Depuis 2004, Paris-Dauphine sélectionne ses étudiants en première année de licence. A l'issue des deux premières années, ces derniers entrent en L3 afin d'obtenir un diplôme national. Ces licences de troisième année sont appelées des licences suspendues.

DES DIPLÔMES DE MÊME QUALITÉ

Or, un avis du Conseil national de l'enseignement supérieur et de la recherche (Cneser) du 26 mai avait souligné l'incompatibilité entre la délivrance de diplômes nationaux de licence et la sélection à l'entrée des parcours de premier cycle. « Le ministère nous a dit que nous n'avions qu'à transformer nos licences nationales en licences d'établissement donnant le grade de licence », indique Laurent Batsch, président de Paris-Dauphine.

De fait, dans le contrat quinquennal signé avec le ministère de l'enseignement supérieur, une petite phrase permettra à l'université de se mettre en conformité avec sa politique : « L'université déposera à la Dgesip [direction générale de l'enseignement supérieur et de l'insertion professionnelle] un dossier de demande de reconnaissance de grade de licence pour ses diplômes d'établissement de premier cycle à compter de la rentrée 2015. »

Concrètement, qu'est-ce que cela change pour les étudiants ? « Rien, assure Laurent Batsch. Les étudiants pourront sans problème faire valoir leur diplôme de grade licence pour entrer en master. » L'article 613-1 du code de l'éducation dispose que « les diplômes nationaux délivrés par les établissements sont ceux qui confèrent l'un des grades ou titres universitaires dont la liste est établie par décret pris sur avis du Conseil national de l'enseignement supérieur et de la recherche. » Et les diplômes « qui confèrent le grade » ont la même qualité que les « diplômes nationaux », mais pas la même contrainte de non-sélection.

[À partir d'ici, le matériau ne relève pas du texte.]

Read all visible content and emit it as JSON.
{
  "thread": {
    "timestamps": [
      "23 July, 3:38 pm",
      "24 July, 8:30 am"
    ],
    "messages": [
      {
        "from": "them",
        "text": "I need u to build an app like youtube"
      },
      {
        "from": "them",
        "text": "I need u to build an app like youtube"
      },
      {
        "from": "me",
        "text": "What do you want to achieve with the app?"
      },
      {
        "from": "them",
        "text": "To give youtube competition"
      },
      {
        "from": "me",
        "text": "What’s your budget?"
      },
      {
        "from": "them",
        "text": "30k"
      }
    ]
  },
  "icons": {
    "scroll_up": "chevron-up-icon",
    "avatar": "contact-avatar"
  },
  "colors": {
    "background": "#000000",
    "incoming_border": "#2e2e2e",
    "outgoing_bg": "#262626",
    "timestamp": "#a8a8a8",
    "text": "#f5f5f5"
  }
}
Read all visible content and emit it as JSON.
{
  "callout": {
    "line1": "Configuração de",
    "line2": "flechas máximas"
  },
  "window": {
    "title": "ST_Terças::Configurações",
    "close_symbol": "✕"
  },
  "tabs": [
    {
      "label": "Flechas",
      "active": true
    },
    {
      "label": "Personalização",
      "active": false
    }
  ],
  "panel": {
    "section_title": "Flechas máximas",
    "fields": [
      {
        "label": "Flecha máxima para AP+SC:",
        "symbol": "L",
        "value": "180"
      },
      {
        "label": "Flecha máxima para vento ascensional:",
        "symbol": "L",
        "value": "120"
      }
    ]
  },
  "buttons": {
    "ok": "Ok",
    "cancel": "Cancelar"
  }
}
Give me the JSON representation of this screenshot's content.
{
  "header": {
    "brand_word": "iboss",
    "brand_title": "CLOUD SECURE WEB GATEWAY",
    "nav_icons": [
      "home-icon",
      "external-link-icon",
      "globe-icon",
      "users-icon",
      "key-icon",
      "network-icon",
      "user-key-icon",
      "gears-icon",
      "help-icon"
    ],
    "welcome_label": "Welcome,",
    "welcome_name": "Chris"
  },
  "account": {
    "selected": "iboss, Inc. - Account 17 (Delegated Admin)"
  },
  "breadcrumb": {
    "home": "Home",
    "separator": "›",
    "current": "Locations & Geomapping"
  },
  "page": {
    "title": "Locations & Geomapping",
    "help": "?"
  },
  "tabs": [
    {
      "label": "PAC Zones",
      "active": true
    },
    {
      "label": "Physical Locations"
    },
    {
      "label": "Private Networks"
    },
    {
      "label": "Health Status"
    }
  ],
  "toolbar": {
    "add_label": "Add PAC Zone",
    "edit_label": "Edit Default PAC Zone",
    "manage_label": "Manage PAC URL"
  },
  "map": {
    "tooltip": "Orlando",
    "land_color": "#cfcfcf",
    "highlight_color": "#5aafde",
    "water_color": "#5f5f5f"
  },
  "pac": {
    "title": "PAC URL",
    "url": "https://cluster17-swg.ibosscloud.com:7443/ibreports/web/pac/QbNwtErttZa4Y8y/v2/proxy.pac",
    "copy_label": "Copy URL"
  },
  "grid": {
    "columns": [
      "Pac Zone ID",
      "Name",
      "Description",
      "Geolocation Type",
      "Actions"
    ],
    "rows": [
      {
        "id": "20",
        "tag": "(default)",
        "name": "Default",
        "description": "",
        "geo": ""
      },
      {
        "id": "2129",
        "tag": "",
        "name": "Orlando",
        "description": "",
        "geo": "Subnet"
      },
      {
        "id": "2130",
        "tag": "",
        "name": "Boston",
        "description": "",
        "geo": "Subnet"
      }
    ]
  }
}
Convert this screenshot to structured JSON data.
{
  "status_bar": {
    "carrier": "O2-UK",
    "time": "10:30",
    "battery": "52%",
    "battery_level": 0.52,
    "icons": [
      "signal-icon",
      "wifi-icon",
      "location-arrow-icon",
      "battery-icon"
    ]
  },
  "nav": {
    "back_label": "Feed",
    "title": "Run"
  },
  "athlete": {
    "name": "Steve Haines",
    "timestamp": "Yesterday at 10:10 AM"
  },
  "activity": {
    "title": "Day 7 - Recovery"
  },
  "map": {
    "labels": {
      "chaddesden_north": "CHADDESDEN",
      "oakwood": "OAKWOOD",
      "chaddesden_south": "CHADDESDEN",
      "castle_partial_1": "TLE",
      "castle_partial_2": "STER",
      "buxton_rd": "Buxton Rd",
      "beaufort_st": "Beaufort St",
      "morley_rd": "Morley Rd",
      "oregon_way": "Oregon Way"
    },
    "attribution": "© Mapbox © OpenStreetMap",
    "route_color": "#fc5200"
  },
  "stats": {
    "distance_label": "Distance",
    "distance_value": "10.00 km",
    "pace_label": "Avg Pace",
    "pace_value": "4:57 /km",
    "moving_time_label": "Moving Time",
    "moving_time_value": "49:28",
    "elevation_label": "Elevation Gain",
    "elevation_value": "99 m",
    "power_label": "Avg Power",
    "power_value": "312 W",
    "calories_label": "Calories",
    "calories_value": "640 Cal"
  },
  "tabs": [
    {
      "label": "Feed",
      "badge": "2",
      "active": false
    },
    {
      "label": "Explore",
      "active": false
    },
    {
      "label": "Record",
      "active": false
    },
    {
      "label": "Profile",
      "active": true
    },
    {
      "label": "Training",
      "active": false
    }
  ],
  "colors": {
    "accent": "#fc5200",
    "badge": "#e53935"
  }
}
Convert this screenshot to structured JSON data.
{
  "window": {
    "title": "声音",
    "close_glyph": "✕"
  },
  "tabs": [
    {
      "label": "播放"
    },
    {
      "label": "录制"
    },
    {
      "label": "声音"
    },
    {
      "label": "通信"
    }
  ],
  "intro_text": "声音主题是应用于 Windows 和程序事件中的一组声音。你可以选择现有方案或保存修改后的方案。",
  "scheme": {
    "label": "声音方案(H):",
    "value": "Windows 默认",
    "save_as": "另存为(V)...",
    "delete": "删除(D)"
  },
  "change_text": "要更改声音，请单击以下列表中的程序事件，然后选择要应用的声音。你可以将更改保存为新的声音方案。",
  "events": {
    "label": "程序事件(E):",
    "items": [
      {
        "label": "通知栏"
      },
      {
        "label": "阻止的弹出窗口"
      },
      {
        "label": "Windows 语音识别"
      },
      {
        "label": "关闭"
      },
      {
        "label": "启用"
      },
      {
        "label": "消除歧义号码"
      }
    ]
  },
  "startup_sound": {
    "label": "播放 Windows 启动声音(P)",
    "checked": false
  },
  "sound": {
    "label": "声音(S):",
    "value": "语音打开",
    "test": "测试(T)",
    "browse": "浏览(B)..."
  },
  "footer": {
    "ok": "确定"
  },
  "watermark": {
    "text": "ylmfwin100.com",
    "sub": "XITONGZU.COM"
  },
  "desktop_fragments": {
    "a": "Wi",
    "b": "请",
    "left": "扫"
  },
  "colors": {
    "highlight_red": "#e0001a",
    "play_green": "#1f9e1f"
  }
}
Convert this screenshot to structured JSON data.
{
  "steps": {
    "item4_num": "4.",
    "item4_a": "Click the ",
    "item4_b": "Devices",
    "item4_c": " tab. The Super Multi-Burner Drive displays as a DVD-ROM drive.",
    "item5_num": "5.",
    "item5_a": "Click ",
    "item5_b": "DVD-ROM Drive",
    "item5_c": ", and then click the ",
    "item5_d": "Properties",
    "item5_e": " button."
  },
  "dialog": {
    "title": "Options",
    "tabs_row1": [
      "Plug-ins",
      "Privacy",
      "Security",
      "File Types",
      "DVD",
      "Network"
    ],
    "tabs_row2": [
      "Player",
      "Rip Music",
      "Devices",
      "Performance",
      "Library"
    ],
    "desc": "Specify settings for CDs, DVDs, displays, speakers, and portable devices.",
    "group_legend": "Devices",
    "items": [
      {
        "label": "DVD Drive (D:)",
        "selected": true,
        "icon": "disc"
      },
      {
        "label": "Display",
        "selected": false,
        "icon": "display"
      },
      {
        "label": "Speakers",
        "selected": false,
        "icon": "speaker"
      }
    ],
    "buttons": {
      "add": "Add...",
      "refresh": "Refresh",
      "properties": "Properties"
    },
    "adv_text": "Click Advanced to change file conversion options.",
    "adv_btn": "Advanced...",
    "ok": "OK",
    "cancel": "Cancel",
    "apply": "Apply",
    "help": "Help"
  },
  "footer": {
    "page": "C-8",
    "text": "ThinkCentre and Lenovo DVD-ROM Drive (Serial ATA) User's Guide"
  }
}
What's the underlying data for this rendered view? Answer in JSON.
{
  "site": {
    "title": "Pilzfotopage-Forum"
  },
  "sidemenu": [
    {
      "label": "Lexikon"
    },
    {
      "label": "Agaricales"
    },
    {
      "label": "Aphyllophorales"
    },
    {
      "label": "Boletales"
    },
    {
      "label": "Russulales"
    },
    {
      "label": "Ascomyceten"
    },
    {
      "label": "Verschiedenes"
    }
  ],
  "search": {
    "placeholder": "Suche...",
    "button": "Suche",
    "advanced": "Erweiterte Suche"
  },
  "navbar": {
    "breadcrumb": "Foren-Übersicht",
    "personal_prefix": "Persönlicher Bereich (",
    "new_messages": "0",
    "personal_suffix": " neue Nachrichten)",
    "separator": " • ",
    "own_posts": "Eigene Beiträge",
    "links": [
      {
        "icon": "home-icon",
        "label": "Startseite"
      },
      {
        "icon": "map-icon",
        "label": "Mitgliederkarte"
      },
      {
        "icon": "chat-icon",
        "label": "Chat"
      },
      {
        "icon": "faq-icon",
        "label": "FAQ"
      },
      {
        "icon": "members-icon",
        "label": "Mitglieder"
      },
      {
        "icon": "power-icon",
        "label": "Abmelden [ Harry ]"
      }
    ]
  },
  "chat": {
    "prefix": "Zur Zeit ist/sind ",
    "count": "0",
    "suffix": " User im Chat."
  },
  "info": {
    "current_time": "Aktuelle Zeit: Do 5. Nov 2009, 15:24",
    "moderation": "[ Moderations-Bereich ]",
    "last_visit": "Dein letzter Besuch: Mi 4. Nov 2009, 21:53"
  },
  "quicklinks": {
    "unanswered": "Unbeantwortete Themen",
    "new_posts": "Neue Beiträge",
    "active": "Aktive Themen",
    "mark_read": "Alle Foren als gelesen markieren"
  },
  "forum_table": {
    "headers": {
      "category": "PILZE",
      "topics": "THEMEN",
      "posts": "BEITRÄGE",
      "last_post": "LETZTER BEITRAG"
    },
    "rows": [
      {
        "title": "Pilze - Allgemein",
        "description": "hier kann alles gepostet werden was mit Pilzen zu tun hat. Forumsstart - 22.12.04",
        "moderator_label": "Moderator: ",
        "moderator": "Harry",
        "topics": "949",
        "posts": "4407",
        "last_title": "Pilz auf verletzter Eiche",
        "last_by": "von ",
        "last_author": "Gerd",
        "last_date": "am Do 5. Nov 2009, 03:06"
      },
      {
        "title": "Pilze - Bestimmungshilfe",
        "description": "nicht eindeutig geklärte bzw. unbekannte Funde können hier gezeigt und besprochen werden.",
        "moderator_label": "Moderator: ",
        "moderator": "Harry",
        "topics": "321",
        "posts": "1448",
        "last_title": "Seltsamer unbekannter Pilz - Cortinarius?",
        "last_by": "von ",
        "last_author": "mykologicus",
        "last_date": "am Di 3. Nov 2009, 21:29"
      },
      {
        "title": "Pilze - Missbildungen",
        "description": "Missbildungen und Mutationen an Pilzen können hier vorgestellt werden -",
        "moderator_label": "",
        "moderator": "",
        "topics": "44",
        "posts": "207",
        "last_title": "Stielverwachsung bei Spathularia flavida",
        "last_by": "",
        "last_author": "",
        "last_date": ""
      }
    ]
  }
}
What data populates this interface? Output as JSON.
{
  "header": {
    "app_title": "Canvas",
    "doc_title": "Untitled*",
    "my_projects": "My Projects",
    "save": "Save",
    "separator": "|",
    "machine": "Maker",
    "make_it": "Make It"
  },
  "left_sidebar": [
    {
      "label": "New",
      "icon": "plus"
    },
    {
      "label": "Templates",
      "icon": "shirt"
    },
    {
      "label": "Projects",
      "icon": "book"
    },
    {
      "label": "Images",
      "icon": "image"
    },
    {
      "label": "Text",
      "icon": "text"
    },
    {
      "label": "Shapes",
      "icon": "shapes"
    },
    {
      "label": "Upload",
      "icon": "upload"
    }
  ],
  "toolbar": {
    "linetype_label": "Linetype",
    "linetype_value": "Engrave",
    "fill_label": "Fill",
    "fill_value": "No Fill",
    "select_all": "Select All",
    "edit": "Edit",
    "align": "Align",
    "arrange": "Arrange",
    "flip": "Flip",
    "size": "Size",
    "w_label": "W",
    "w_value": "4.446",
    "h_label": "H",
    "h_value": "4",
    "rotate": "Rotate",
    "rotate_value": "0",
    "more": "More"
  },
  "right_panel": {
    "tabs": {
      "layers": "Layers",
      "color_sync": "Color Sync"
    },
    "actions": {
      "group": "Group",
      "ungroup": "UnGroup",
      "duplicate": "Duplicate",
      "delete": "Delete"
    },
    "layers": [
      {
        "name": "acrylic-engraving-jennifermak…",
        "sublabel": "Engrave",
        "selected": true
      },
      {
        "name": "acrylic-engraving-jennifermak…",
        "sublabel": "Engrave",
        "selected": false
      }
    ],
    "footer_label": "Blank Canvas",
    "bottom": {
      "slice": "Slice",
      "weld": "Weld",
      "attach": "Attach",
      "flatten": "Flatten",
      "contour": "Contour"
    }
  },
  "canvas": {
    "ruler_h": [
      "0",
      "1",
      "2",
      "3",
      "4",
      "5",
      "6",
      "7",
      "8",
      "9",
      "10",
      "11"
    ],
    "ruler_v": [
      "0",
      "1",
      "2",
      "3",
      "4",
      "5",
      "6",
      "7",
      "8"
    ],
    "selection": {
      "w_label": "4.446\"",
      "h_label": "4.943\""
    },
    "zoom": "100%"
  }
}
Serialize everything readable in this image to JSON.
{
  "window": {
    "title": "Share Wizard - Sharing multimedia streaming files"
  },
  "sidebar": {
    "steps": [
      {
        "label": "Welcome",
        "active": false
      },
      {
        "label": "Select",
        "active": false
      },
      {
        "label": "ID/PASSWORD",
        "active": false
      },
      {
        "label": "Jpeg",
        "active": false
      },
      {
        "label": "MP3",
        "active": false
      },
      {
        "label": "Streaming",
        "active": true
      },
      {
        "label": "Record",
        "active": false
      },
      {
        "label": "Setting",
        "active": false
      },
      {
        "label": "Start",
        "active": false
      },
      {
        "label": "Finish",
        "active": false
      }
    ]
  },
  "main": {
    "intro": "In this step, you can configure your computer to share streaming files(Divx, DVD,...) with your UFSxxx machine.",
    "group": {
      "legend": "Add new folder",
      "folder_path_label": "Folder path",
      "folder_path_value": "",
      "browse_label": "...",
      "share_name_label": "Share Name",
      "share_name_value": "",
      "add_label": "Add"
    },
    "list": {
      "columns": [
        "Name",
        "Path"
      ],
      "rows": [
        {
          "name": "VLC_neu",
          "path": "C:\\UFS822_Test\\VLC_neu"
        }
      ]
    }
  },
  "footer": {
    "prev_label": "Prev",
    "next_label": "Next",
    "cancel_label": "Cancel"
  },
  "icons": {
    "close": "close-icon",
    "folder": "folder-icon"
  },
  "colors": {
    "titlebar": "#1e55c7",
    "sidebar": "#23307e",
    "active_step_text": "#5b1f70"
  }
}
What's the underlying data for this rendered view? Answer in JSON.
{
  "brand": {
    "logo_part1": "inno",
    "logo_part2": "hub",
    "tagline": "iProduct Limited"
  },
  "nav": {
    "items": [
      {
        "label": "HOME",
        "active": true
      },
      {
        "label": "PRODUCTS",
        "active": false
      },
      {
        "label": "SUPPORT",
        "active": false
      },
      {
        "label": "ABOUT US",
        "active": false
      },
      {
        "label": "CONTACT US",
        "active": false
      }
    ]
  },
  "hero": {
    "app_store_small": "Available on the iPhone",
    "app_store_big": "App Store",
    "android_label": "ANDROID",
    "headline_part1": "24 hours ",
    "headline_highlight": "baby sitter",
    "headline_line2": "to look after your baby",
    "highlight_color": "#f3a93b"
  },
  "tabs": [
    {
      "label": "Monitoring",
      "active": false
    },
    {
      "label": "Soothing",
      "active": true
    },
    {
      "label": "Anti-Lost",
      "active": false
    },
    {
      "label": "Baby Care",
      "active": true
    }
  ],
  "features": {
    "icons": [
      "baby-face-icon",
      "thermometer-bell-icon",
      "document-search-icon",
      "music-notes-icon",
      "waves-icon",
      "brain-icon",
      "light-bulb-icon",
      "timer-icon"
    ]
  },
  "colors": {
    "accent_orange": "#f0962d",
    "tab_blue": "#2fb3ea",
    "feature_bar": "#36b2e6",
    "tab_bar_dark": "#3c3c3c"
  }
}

POSSIBLE ENVOLÉE DES DROITS D'INSCRIPTION

« Toute cette affaire vient du fait que nous avons été mis en demeure de renoncer à la sélection par le Cneser. Cela nous a donc obligé à choisir entre la sélection ou modifier l'appellation de nos diplômes. Nous avons choisi », insiste Laurent Batsch.

L'UNEF-Dauphine s'inquiète d'une possible envolée des droits d'inscription. « Après l'introduction des frais progressifs liés aux revenus des familles pour de nombreux diplômes d'établissement de niveau master dès 2010 et leur augmentation significative en mars, la direction de l'établissement poursuit dans sa volonté de s'éloigner du modèle universitaire pour se rapprocher de celui d'école de commerce en imposant des diplômes aux coûts très élevés, dès le premier cycle d'études », écrit le syndicat étudiant dans un communiqué.


L'organisation promet de rester « vigilant » pour que ces modifications ne se « traduisent pas pour les étudiants par une augmentation du coûts de leur scolarité, ni par l'introduction des mêmes barèmes progressifs que ceux appliqués aux masters de Paris-Dauphine ».

En licence, les frais d'inscription s'élèvent pour l'instant à 520 euros contre 184 euros dans les autres universités. « Ce sont les départements concernés [gestion, mathématiques informatique] qui décideront d'augmenter ou pas », indique Laurent Batsch.